The data are transcriptions of Public records, which are also covered by Crown Copyright. The data is made available under the terms of the Open Government Licence (OGL), the equivalent of Creative Commons Attribution licence 4.0. Users can copy, publish, distribute, transmit and adapt the data for both commerical and non commercial use. Any use should credit the National Maritime Museum as the source.
The images are used online by the National Maritime Museum with permission from Ancestry. The images are made available under the terms of the CC-BY-NC-ND licence. Users can view but not download the images. Users can re-use the images for non-commercial research, education or private study only. Any use should credit the National Maritime Museum (used by permission) as the source.
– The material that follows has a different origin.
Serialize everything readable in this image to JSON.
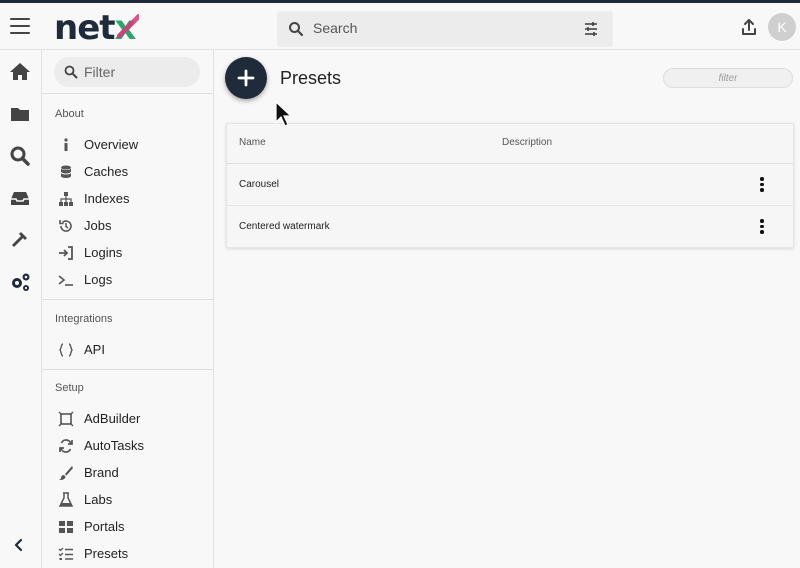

HMS NHS is part of a larger historical puzzle. By volunteering, you’ll also be supporting an overarching project that studies how volunteers interact with citizen research projects -- Engaging Crowds: citizen research and heritage data at scale, is part of Towards a National Collection, an £18.9 million Arts and Humanities Research Council-funded programme which launched in 2020. As one of the programme’s foundational projects, this open-source research will benefit society more widely in showing how volunteers interact with projects and how citizens can change the future of research.
Engaging Crowds looks at online volunteering in the Heritage sector, and considers what motivates volunteers. Similar projects are under weigh with our research partners, The National Archives, and Royal Botanical Gardens (Edinburgh). The research is facilitated by a new Indexing Tool, developed by Zooniverse. The Indexing Tool is crucial to the project, allowing volunteers to choose their own pathway through the transcription project. Further information about Engaging Crowds can be accessed here.
PRIVACY NOTICE: PLEASE READ
The transcription data you enter should not include any personal information of living persons. The transcription data will be aggregated into another format for uploading to the RMG Collections Management system, where it will be displayed and searchable via the RMG online Archive catalogue. The transcriber’s Zooniverse username and user ID number will be shared with The National Archives who are performing the aggregation process on behalf of RMG but no identifiable data will be shared. If you have any questions about how your personal data is being used in this project please contact the Governance and Records Manager at RMG in the first instance.